The partygoer (Felix, Jerome’s When They See Us costar Brett Gray) returns with his friends, and from the sidewalk outside Cootie’s house, glimpses him through the bushes. They’re not just there to gawk, they hang out and make friends with Cootie, and convince him to leave home for the first time ever. They ride through the city — the giant teenager propped up on the trunk of Felix’s convertible, gazing in wonder at downtown Oakland, and in turn seen by a largely unfazed public.

Naturally he’s immediately caught by his parents. His mom shows him a book of newspaper clippings of giants Cootie’s size from the past — killed by police, beaten by mobs, displayed in freak shows, enslaved. There’s one every generation. Cootie’s seen the book before, the stories gave him nightmares, but this time it doesn’t have the same effect. His mother is afraid of how much society will fear a 13-foot-tall black man, but in Cootie’s brief experience, people were excited to see him, an urban legend in the flesh. (In fairness, apart from the Hispanic neighbor in the stilt house, everyone else who saw him was also black. Who knows if his appearance would have played as well in the suburbs.)

So he goes out again.

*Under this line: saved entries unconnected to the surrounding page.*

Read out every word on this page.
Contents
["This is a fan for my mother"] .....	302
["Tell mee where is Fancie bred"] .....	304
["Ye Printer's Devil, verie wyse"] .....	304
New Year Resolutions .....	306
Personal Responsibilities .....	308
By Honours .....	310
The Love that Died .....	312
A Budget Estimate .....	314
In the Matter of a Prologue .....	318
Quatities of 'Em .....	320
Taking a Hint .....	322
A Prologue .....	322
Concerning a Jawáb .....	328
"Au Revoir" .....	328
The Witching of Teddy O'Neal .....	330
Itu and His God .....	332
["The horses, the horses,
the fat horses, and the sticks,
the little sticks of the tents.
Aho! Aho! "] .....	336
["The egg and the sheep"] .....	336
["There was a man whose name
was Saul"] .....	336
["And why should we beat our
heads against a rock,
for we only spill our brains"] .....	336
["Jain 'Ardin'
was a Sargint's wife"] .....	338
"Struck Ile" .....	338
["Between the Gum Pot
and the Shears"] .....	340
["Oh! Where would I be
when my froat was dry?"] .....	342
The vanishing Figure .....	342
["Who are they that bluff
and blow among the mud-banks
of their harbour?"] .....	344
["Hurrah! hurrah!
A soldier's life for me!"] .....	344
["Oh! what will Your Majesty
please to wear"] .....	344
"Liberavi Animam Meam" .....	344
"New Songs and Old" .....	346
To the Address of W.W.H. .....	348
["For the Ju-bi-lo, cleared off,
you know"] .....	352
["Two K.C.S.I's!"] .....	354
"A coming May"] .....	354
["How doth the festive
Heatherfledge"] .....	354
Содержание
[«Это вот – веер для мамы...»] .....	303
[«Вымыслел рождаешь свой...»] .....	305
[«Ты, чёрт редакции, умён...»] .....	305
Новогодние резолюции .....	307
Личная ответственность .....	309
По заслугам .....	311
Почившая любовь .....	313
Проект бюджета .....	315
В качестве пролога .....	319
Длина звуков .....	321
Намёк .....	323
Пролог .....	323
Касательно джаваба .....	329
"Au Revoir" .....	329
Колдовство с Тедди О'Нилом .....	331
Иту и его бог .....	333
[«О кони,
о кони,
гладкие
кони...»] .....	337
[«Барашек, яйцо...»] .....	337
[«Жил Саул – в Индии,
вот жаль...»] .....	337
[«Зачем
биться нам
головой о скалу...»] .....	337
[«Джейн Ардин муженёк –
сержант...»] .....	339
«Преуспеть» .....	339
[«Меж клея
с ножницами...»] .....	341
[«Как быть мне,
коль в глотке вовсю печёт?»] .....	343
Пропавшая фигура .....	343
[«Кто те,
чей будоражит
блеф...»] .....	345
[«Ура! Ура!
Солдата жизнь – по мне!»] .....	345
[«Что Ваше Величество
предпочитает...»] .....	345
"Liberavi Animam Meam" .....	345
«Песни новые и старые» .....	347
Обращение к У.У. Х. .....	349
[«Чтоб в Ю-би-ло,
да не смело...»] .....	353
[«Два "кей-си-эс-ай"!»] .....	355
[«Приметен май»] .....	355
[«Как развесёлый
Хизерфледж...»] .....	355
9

His friends take him to Bing Bang Burgers (“These are actually very bad”) and a warehouse dance club where he drinks from Solo cups that look like shot glasses in his hands. He’s making friends, he’s having a good time, and the world isn’t such a scary place after all.

Until a drunk outside the club decides to pick a fight. The giant is unfazed by the drunk and his friends’ Lilliputian punches, and gently slaps the group of them across the face all at once, gently saying “sorry” as they retreat. But as his parents see on the news, the police are called. Maybe the outside world isn’t so safe after all. And then, like any good pilot episode, we get one last twist that suggests there’s more to the parents’ secrecy than we realized. Tune in next week.

Stray thoughts:
• Given Cootie’s size difference from the other characters, virtually every shot in the show is a VFX shot. Most of it works very well — this giant teenager feels tangible and his world feels lived-in. There are only a few moments (the fight in particular) where you can see the seams.

• Cootie’s speech to his parents about listening to a subwoofer for the first time is terrific — a very specific example that manages to stand in for everything he’s missed out on in his sheltered life. As with Sorry to Bother You, Riley excels at taking a surreal situation and making it feel universal.

• There are also a few surreal touches in the episode — a woman making burgers moves at hyperspeed; Cootie’s attacker flies up to his eye level in slow motion — and it’s not yet clear whether these are supposed to be seen as stylized or literal.

• Besides Boots Riley writing every episode and directing the first two and last (of seven), The Coup also provides the soundtrack (in collaborations with Tune-Yards, as they also did for Sorry to Bother You).